Une autre différence clé a été l'utilisation de la peltast Les Athéniens, par contre, ont intégré les peltastes et les archers plus efficacement dans leurs bras combinés, surtout plus tard dans la guerre du Péloponnèse. Cette divergence tactique reflète l'accent mis par les Spartans sur le choc plutôt que sur la manoeuvre.

Pour plus de détails sur les armes et armures helléniques, voir Histoire du monde Aperçu de l'armure grecque par l'Encyclopédie et Histoire des armes grecques de Britannica- Oui.

Conclusion : L'héritage permanent de l'armement spartan

Les armes et les armures des soldats spartans pendant la période classique ont été conçues pour un seul but : dominer le champ de bataille à travers le phalanx. dory leur a donné la portée, xiphos leur a donné une sauvegarde pour le travail rapproché, aspis a fourni une protection sans égal et une capacité offensive, et casque et cuirasse Mais ce ne sont que des outils. La vraie puissance réside dans les guerriers qui les ont manipulés, des hommes forgés par l'angoisse pour valoriser la discipline sur l'individualisme, et la force collective sur la gloire personnelle.

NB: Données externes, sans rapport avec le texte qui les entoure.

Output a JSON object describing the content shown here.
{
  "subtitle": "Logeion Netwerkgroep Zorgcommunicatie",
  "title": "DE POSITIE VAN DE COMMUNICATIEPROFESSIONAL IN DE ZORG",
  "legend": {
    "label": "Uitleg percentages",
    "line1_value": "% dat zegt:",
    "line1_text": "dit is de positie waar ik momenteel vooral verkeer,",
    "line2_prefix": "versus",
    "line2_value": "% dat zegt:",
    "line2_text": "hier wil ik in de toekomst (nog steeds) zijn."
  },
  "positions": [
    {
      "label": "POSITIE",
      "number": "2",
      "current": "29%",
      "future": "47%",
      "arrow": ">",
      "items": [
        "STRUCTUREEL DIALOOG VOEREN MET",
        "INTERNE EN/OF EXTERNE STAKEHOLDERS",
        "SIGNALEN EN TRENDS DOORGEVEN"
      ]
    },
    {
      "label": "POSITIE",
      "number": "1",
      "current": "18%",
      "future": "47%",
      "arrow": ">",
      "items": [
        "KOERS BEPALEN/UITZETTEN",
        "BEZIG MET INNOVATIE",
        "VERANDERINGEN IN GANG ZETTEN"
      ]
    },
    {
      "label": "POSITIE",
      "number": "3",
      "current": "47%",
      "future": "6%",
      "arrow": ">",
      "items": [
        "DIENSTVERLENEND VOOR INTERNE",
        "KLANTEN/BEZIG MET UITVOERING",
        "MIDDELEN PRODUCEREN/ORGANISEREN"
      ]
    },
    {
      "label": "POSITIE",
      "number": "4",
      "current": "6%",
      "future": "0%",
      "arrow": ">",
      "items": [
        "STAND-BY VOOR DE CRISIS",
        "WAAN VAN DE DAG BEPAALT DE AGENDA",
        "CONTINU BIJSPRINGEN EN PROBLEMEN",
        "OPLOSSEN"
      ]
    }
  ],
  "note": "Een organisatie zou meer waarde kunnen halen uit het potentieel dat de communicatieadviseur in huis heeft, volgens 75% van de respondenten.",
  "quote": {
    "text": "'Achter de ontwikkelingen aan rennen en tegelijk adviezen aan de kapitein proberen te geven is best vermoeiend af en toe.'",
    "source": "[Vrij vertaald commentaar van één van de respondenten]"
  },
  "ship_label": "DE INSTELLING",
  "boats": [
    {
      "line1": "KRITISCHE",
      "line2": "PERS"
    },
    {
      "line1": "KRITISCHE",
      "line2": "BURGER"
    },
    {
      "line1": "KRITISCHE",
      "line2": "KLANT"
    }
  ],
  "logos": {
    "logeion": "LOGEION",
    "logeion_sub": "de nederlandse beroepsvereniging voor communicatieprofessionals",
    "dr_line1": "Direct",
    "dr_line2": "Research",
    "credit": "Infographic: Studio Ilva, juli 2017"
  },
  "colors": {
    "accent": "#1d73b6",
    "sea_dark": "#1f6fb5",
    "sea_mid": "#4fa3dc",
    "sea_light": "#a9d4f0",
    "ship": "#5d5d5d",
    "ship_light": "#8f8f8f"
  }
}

En étudiant la panoplie de Spartan, nous nous rendons compte d'une société qui a élevé l'excellence militaire à un art. Le bronze et le lin que portaient les Spartans n'étaient pas seulement des armures, ils étaient l'expression d'une culture qui a valorisé l'austérité, l'endurance et la victoire. Et bien que la période classique ait fini par céder la place aux empires hellénistiques, l'image de la hoplite de Spartan – levée de la spartan, bouclier verrouillé, inébranlable – demeure un symbole durable de prouesses martiales.

Pour de plus amples perspectives scientifiques sur la guerre de Spartan, consultez "Équipement en hoplite de spartan" en Héspérie et une analyse académique du bouclier Spartan- Oui.